Теперь он редко вспоминал Валентину, и уж тем более не презирал и не осуждал ее. С высоты жизненного опыта понимаешь, что каждый выбирает свой путь сам. Но он никак не мог понять, почему судьбе было угодно, чтобы среди сотен миллионов людей он встретился с неким вором по кличке Лорд, сумевшим увлечь романтикой блатной жизни девушку, некогда мечтавшую стать балериной. Возможно, этим "почему" он будет маяться до последних дней своих...

XXIII

Вспоминая свое окружение в детстве и юности, да и во взрослую пору, Рушан часто возвращался к родному дому, а значит, к матери и отчиму. И часто всплывали в памяти две картины – подробные, в деталях. С матерью – когда не было в их семье еще Исмагиля-абы, и с отчимом – на закате его жизни.

В ту зиму он учился не то в первом, не то во втором классе...

"Наверное, поезд опоздал", – Рушан то и дело дышал на оконное стекло, но, сколько его не отогревай, не отогреть.
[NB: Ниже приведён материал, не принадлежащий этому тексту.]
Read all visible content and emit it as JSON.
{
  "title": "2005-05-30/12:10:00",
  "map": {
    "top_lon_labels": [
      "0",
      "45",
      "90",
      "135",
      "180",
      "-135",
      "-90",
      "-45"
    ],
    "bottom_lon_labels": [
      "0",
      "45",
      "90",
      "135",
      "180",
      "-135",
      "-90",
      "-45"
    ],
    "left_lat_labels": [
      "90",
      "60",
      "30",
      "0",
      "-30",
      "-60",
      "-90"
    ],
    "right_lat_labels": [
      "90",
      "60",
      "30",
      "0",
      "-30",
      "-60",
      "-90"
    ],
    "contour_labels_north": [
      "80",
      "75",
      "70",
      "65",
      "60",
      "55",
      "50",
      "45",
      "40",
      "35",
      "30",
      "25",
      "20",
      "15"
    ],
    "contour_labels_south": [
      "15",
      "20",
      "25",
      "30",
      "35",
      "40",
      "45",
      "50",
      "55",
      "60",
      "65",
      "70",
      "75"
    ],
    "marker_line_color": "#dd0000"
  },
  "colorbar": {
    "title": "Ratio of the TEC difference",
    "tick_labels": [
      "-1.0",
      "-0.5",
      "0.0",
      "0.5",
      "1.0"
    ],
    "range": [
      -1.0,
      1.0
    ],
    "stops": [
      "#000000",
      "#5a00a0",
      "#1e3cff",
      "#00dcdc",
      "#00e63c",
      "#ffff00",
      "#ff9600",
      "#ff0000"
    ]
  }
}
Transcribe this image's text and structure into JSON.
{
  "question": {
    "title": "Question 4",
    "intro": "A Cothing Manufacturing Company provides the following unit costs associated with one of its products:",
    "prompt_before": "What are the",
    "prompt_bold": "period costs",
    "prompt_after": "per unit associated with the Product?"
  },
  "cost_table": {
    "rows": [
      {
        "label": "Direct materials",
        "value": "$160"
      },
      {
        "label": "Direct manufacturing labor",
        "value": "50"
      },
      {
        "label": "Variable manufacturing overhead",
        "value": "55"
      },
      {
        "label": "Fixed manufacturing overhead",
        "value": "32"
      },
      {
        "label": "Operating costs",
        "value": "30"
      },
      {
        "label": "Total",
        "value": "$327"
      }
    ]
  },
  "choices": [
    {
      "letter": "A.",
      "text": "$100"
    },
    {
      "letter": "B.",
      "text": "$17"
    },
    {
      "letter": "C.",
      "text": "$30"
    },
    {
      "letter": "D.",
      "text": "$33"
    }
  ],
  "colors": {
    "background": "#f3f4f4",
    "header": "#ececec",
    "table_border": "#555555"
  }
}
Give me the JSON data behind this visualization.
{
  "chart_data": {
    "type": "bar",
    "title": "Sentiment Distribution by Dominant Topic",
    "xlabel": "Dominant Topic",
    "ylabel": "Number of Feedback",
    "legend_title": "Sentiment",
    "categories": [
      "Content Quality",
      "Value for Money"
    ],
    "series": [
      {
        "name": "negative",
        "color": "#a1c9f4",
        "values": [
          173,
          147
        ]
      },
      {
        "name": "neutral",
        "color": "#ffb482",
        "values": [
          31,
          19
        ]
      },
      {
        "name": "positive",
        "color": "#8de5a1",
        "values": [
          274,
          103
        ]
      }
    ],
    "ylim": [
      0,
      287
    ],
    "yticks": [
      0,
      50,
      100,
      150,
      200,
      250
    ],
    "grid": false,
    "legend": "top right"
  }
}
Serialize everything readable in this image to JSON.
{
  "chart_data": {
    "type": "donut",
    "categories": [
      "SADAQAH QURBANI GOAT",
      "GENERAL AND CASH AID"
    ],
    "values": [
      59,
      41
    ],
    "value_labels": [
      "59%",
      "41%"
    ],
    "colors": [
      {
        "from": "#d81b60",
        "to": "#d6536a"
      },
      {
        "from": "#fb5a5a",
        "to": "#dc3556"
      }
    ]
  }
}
Мороз постарался: даже между рамами тянулся ледяной хребет, и от окна несло холодом, как от двери, как плотно он ни подтыкал куски старого одеяла в щелях и щербатом пороге.

"Успело намести", – подумал он и смел снег с земляного пола, а то заругает мать, что не следил за дверью, выстудил землянку. Печь едва теплилась, но Рушан боялся подложить кизяку: с топливом было совсем худо. Задуло и задождило с сентября, и теперь в полуразвалившемся сарае кизяк занимал крохотный уголок.

Забравшись на нары, поближе к печи, Рушан придвинул к себе узелок с нечесаным пухом и принялся выбирать волос, как ему наказала мать. "Скорее бы пришла Сания-апай из школы", – тоскливо думал он, хотя знал, что вторая смена у восьмого класса кончается уже затемно.

Горка выбранного пуха росла медленно, и он опытным глазом прикинул, что с этим узелком возиться ему еще с неделю.

"У тебя, сынок, глаза молодые, острые, – говорила мать. – Никто в Мартуке лучше тебя пух не вычистит".

Долгие зимние ночи сидели они на саке вокруг большой керосиновой лампы, каждый за своим делом. Сания пряла, – мать говорила, что пальчики у нее чувствуют пух и быть ей хорошей шальчи – вязальщицей платков: пряжа у нее получалась ровной, тонкой. Мать пропускала выбранный сыном пух через страшную ческу – двухрядный частокол высоких иголок, их почему-то называли цыганскими. Руки матери взлетали высоко над ческой, и Рушан всегда боялся: а вдруг она поранится о блестящий частокол.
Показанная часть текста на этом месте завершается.